Горячее молоко (1/1)

– Не горячо? Ладони теплеют, плотно прижавшись к большой кружке, откуда валит пар. На керамике вручную нарисовано нечто зелёное и нелепое, будто ребёнок баловался красками, но выглядит как-то очень уютно. У Рейгена в руках – точно такая же, но прозрачная и без рисунка, и вообще из общего у них – только название и наличие ручки, хотя Шигео и этого достаточно, чтобы видеть хоть что-то, что объединяет их застывшие в сумраке фигуры. – Нет, – чуть помедлив, соскальзывает с языка. – Спасибо, шишо. Нёба касается тёплое молоко, и первый глоток прокатывается внутрь, разливая за рёбрами волну тепла. Чужие длинные руки согрели бы куда эффективнее, но ему нравится – не в его правилах жаловаться. В маленькой кухне практически нет света – только тусклая лампочка под вытяжкой и блики в глазах мужчины. Хочется верить, что мир сокращается до шёпота: – Вкусно? Рейген улыбается. Мягко, словно он сам – подогретое в микроволновке молоко, а Шигео – кусочек масла, который мерно плавится, подверженный повышенной температуре.
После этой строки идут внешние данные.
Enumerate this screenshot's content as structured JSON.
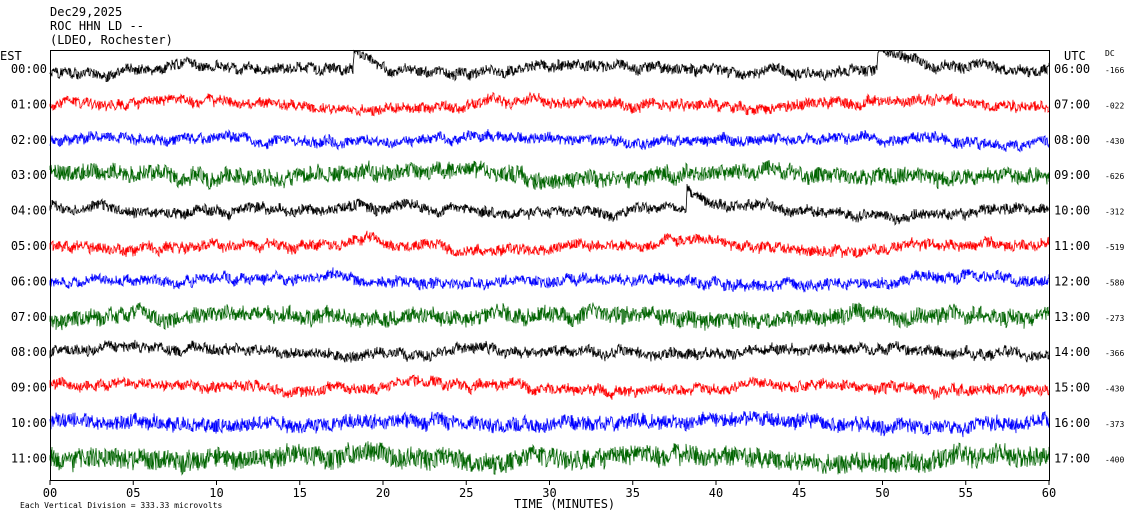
{
  "header": {
    "date": "Dec29,2025",
    "station": "ROC HHN LD --",
    "network": "(LDEO, Rochester)"
  },
  "left_axis_label": "EST",
  "right_axis_label": "UTC",
  "dc_label": "DC",
  "xlabel": "TIME (MINUTES)",
  "footer": "Each Vertical Division =  333.33 microvolts",
  "colors": {
    "black": "#000000",
    "red": "#ff0000",
    "blue": "#0000ff",
    "green": "#006400"
  },
  "chart_data": {
    "type": "line",
    "xlim": [
      0,
      60
    ],
    "x_ticks": [
      0,
      5,
      10,
      15,
      20,
      25,
      30,
      35,
      40,
      45,
      50,
      55,
      60
    ],
    "x_tick_labels": [
      "00",
      "05",
      "10",
      "15",
      "20",
      "25",
      "30",
      "35",
      "40",
      "45",
      "50",
      "55",
      "60"
    ],
    "rows": [
      {
        "est": "00:00",
        "utc": "06:00",
        "dc": "-166",
        "color": "#000000"
      },
      {
        "est": "01:00",
        "utc": "07:00",
        "dc": "-022",
        "color": "#ff0000"
      },
      {
        "est": "02:00",
        "utc": "08:00",
        "dc": "-430",
        "color": "#0000ff"
      },
      {
        "est": "03:00",
        "utc": "09:00",
        "dc": "-626",
        "color": "#006400"
      },
      {
        "est": "04:00",
        "utc": "10:00",
        "dc": "-312",
        "color": "#000000"
      },
      {
        "est": "05:00",
        "utc": "11:00",
        "dc": "-519",
        "color": "#ff0000"
      },
      {
        "est": "06:00",
        "utc": "12:00",
        "dc": "-580",
        "color": "#0000ff"
      },
      {
        "est": "07:00",
        "utc": "13:00",
        "dc": "-273",
        "color": "#006400"
      },
      {
        "est": "08:00",
        "utc": "14:00",
        "dc": "-366",
        "color": "#000000"
      },
      {
        "est": "09:00",
        "utc": "15:00",
        "dc": "-430",
        "color": "#ff0000"
      },
      {
        "est": "10:00",
        "utc": "16:00",
        "dc": "-373",
        "color": "#0000ff"
      },
      {
        "est": "11:00",
        "utc": "17:00",
        "dc": "-400",
        "color": "#006400"
      }
    ],
    "events": [
      {
        "row": 0,
        "minute": 18.5,
        "type": "spike"
      },
      {
        "row": 0,
        "minute": 50.0,
        "type": "spike"
      },
      {
        "row": 4,
        "minute": 38.5,
        "type": "spike"
      },
      {
        "row": 5,
        "minute": 19.0,
        "type": "bump"
      }
    ]
  }
}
Хочется зажмуриться от интенсивности того тепла, что излучает мужчина, а ещё – приблизиться, сесть рядом, отпить из чужой кружки (так ведь вкуснее) и заключить в объятия. – Очень, – тихо, касаясь губами кромки посуды, выдыхает Шигео. По молоку расходится рябь. По душе мальчишки – точно такая же, только сильная, трепетная. смущённая. Рейген глухо смеётся. У него над верхней губой остаётся пенка. – Шишо... Шигео не договаривает: кружки оказываются осторожно поставленными на стол, лица – гораздо ближе, чем планировалось. И почему-то ни единой салфетки в доме не находится – все попрятались. А на языке оседает вкус сладкого, топлёного молока – он гасит даже оттенок вечерних сигарет. И губы оказываются мягкими. тёплыми. вкусными. Шигео, возможно, обзаведётся дурной привычкой – всегда пить из не-своей кружки.